Walsh remembered watching with fascination as the summer sun dried the bog and exposed the skeletons of ancient trees buried in its depths, “like sentries with their jagged stumps bleached white and ghostly, as if trying to reveal the glory that was once theirs before they were indiscriminately burned down. Their roots resembled long, bony fingers reaching out to touch and console each other in remembrance of their majestic past.

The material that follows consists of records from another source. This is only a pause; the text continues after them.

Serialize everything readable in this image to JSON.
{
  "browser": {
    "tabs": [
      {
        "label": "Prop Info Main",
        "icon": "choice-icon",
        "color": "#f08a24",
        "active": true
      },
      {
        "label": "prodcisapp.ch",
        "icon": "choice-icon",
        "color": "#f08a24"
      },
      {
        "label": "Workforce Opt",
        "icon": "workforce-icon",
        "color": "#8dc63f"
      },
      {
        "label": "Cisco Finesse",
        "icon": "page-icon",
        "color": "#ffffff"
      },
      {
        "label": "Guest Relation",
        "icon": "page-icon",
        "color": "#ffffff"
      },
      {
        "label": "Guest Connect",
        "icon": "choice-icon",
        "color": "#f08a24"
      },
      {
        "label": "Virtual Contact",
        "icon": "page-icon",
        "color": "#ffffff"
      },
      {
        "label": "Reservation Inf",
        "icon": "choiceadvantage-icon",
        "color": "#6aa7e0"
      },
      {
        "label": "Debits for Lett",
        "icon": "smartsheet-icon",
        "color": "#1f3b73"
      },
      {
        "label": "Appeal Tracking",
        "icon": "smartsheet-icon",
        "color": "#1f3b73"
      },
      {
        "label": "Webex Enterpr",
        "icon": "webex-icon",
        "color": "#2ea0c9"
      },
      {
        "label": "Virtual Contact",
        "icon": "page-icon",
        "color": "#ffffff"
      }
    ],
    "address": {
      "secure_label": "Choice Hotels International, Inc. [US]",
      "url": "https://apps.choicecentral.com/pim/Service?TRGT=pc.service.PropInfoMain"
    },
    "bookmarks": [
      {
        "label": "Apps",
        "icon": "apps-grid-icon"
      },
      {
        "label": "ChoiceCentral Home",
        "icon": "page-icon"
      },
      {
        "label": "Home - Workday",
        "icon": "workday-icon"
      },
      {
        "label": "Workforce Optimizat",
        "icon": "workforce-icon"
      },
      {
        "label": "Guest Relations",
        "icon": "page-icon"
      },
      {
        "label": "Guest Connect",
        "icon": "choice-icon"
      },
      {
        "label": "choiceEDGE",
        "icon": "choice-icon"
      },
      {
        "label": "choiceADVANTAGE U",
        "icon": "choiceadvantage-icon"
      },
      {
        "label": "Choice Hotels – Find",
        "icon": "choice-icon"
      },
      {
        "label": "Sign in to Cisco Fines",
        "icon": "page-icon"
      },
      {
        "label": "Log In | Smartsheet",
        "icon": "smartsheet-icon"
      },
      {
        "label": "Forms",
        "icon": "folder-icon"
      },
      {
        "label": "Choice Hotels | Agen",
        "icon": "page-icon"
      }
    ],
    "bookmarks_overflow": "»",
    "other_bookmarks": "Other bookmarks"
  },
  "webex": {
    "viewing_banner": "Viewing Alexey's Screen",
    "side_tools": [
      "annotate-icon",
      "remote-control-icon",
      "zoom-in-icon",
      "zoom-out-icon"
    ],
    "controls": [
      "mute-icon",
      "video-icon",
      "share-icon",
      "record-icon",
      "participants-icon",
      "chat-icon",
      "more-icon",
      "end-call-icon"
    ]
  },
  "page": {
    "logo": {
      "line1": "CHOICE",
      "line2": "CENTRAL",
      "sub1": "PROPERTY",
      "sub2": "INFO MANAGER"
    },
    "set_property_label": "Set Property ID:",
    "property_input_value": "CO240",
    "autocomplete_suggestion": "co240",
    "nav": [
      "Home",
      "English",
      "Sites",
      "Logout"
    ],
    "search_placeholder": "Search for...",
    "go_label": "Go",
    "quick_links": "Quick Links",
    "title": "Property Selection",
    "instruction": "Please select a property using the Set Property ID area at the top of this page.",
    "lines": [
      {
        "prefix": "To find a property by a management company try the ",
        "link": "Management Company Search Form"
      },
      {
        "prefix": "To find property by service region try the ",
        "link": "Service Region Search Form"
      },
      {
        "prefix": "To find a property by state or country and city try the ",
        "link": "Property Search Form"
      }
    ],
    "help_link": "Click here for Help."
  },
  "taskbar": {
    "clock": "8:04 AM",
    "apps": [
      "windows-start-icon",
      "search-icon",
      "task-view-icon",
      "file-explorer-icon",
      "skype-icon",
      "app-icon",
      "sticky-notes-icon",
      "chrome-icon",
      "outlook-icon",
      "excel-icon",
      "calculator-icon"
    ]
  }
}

In the moonlight they looked like shrouded spectres rising from the bog, trying to convey their former greatness, when they covered the land and held in their arms the birds of the air and harboured the many wild animals which roamed without hindrance through the Ireland of old.”

City children might seem far removed from Nature, but in Ireland, at least, even inner cities had parks, woods, gardens and cow pastures, and every school and hospital used to be surrounded by gardens . Ellen Miller, who grew up in Dublin in an area now covered with motorways and high-rise buildings, remembered it was then only a short walk to fields where they gathered cowslips.  

In Belfast, “… many streams still oozed from the floor of the forest ... where we spent many summers climbing trees, making woodland dens and decking them with the bluebells, violets, primroses, forget-me-nots and sweet-smelling delicately pink wild roses that grew in abundance in the early summer,” Marianne Elliott recalled. “It made for a magical dell-like landscape ... ponds full of tadpoles and wild irises; rivulets to be bridged with driftwood and stones, marking out imaginary territories.”

Woods allow children places to create their own dens, tree-houses and forts, where they collect their own treasures and form secret societies. We’re all Stone  Age tribes under the surface, and something in us needs to live that way for a while as children. The most meagre “vacant” real estate can for children become a secret and dangerous place full of old gods and buried treasure, of canyons to be leapt across, a place to smell a campfire, feel a ladybird on one’s arm, feel the freezing water of a winter creek and a breeze ripple the green barley. Time can stand still for a child, and the primal moments we feel in stillness and storm are what stay with us when our bodies are old and everything else has faded.